Такой уж он, Гадди, любит пошутить, но вполне беззлобно. Вот только соперничества не терпит, и, если заупрямится, ничем его не переубедишь, хоть об стенку головой бейся. Как с той Новенькой, полгода назад. Он тогда сказал: биполярка, я: аутоагрессия. А потом выяснилось, что у нее руки-ноги в порезах. Одни уже затянулись, другие еще кровоточили, но главное, все они были в форме цветка. Веришь ли, иногда даже в самых ужасных вещах столько очарования… Ты-то себя не режешь? Дай руки гляну. Новенькая протягивает мне обе руки и подмигивает, что я воспринимаю как «нет». Касаюсь ее пальцев, а они холодные и негнущиеся, как дверная ручка, и я тут же их отпускаю. А секреты хранить умеешь? Она, не ответив, снова подмигивает, что я воспринимаю как «да». Так вот, однажды я подожгла Полумир.
Правило номер два: мама всегда права.
Одна из обязанностей Жилетт – по вечерам ходить проверять, все ли мы в своих койках или залезли в чужую и натираем одна другой подружек, после чего раздает нам по Серому леденцу для Добрых Снов. Должна признать, она не худшая из надзирательниц, а волосы на лице… ну, что тут поделаешь? В конце концов, как всегда говорила Мутти, уж лучше на лице, чем на языке. Ага.
В Жилетт вообще много мужского: низкий голос, сильные руки, легко справляющиеся с ремнями, бакенбарды и хриплый кашель. Но в глубине души она добрая и редко кого-то связывает по собственному желанию, без приказа Гадди. Впрочем, свои любимчики есть у всех, есть и у нее. Ведь в Полумире, как и во внешнем мире, каждому что-нибудь да нужно: когда любовь, когда одиночество, когда успокоительное, а когда все сразу. И ради этого мы готовы на любой поступок, хороший или дурной, готовы даже мурлыкать и мяукать, потому что мы же кошки. Просто особого рода.

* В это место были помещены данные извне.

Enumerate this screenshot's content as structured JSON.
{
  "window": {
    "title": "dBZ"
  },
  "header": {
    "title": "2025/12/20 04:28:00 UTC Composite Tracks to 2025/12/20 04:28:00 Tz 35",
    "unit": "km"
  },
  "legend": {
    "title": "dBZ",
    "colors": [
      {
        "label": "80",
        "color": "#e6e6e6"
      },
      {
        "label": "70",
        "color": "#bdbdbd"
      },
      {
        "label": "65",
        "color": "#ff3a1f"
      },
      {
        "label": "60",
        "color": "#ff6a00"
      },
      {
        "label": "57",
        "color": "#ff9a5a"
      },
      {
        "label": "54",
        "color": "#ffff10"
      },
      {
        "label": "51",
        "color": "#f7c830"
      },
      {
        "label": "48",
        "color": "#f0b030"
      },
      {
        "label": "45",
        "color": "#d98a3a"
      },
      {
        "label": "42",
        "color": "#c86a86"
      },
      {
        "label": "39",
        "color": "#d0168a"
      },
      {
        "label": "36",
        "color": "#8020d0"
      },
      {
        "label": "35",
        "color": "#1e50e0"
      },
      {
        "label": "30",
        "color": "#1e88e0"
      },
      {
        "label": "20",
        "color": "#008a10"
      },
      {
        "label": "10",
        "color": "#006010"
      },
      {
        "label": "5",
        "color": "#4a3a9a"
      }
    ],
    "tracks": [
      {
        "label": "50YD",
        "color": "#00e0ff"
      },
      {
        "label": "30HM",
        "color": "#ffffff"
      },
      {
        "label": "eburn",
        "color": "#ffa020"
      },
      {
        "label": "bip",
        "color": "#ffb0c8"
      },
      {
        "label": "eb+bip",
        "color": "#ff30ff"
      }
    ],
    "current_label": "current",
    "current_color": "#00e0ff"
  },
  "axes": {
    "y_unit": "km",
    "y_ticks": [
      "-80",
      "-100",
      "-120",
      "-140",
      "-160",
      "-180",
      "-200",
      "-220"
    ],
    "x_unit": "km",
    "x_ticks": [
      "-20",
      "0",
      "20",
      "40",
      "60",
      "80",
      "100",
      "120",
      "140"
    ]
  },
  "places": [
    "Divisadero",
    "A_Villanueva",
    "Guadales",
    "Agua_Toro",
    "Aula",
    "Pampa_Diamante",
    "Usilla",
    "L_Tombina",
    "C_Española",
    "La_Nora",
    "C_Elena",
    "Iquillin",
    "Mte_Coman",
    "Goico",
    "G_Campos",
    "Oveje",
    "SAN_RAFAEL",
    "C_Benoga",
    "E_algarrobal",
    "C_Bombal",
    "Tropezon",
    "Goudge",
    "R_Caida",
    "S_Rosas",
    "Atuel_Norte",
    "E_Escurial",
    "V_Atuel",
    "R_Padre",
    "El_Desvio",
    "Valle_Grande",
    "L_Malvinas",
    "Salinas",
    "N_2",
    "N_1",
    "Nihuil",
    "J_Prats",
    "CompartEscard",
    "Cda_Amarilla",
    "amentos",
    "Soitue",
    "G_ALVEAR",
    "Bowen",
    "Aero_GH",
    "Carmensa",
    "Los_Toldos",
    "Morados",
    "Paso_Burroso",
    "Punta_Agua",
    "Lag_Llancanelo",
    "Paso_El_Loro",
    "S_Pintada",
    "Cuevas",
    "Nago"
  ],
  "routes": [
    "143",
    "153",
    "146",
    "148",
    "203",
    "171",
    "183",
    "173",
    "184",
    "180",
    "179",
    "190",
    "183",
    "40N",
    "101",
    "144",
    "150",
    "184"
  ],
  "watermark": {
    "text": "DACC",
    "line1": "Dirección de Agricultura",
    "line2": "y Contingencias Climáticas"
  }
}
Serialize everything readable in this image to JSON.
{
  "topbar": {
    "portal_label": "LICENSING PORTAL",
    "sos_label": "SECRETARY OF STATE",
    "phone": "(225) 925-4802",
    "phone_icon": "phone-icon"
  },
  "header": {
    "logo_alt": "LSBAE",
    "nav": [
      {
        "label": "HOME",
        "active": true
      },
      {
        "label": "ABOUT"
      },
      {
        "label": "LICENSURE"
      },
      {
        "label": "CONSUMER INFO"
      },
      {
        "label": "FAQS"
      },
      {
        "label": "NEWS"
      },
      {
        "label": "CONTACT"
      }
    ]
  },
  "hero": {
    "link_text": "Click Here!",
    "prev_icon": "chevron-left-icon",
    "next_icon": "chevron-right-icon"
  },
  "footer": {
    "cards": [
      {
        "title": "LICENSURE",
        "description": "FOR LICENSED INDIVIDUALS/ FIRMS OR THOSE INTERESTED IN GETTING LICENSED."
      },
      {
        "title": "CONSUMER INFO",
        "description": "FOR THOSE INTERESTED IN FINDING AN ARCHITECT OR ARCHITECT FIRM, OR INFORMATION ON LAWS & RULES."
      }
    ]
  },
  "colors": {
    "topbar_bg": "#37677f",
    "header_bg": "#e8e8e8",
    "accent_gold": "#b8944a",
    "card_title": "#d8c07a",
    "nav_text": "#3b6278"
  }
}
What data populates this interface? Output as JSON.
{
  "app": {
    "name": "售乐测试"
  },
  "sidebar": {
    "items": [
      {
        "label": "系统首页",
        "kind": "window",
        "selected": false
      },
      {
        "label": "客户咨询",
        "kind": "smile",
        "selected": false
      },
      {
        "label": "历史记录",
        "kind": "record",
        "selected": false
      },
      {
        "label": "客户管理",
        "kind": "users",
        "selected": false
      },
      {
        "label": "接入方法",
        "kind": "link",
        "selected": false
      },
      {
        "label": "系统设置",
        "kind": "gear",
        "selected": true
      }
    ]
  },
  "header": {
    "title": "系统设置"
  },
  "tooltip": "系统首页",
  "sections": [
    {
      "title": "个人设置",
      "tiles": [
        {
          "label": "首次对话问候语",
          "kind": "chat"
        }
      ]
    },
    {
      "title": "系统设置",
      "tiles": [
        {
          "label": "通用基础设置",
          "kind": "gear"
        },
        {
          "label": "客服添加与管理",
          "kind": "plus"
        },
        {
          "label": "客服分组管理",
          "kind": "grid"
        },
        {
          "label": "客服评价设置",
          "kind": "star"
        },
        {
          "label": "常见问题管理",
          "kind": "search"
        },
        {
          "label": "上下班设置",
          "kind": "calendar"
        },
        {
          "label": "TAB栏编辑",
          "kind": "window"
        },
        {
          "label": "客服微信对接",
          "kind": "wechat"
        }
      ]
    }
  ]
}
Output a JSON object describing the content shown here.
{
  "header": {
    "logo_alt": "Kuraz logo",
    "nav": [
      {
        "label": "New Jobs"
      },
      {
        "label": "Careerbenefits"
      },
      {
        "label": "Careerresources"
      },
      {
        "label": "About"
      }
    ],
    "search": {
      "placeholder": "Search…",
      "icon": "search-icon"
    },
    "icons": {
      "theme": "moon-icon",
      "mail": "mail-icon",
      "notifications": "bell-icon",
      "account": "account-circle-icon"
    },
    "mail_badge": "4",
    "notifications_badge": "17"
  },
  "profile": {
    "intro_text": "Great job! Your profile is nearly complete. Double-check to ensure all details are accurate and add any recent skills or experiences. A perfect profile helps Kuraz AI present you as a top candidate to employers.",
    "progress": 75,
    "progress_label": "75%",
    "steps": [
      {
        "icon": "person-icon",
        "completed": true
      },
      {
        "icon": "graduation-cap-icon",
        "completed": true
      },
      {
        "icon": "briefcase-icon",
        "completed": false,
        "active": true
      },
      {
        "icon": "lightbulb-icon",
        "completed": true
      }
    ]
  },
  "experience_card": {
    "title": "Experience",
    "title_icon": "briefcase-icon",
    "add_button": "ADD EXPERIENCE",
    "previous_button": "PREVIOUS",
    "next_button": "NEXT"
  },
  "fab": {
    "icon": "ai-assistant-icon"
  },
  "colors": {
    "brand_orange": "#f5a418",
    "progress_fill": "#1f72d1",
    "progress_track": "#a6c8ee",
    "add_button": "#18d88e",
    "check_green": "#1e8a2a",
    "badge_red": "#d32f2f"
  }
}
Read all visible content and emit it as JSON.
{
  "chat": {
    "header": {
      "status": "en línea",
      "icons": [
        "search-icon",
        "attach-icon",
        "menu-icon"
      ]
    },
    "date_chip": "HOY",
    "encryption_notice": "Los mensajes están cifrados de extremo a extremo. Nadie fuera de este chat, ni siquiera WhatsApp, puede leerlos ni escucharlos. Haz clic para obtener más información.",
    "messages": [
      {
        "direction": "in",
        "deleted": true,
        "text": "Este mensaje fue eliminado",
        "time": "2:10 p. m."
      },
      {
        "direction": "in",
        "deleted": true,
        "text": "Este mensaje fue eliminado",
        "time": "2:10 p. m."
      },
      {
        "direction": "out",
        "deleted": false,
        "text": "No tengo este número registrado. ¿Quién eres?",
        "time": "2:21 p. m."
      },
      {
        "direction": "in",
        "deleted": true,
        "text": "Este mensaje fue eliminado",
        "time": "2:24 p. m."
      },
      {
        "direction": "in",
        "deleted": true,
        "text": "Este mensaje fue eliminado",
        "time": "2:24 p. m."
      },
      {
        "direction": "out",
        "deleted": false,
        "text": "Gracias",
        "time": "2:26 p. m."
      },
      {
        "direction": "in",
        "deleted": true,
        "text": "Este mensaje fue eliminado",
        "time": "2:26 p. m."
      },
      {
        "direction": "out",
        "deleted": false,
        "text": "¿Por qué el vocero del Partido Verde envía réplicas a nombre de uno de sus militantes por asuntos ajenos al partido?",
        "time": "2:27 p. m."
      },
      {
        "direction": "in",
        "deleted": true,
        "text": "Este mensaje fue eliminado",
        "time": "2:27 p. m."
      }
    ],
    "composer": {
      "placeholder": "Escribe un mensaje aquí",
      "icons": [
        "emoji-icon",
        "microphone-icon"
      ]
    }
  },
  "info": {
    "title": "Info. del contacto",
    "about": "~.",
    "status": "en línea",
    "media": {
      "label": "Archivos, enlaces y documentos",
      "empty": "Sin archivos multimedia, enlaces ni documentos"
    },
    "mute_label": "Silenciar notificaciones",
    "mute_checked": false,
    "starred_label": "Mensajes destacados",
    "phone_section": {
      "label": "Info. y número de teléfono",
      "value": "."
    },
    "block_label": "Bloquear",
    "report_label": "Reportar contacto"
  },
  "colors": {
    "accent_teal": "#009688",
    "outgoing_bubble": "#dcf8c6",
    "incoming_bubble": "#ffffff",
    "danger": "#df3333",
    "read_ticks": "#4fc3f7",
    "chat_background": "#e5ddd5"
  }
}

Я у Жилетт любимица, но до пожара целовала ее только в обмен на ватные тампоны. Один поцелуй – один тампон, один тампон – один поцелуй. Ватки эти я смачивала спиртом: отговаривалась, что буду их нюхать перед сном.
– Возьми лучше Серый леденец для Добрых Снов, – отвечала она.
– Да он не действует, я просто лежу с открытыми глазами – и все. Дай мне ватку, Жилетт, от запаха спирта меня клонит в сон. А я взамен – то, что тебе нравится, ага?
Она плескала немного спирта на клочок хлопка, мигом окрашивающийся розовым, а я чмокала ее шерстку, мягкую, как у новорожденного щеночка.
А ты знаешь, что здесь, в Полумире, есть собаня? Наня-собаня? Это против правил, но все ее гладят и при случае дают кусочек черствого хлеба или сырную корку. А Гадди – только пинка под зад: говорит, что в нашем зверинце и так всяких тварей полно и что его здесь главврачом поставили, а не бродячих собак ловить, в противном случае он требует прибавки к жалованью.
Но Наня-собаня не из тех, кто вешает нос, услышав отказ. Только Гадди за порог, ее симпатичная острая мордочка тут же является снова. Если в Полумире что и случается, то не один раз, а сотню подряд, по кругу, как повторы эпизодов «Счастливых дней», которые в конце концов уже наизусть знаешь.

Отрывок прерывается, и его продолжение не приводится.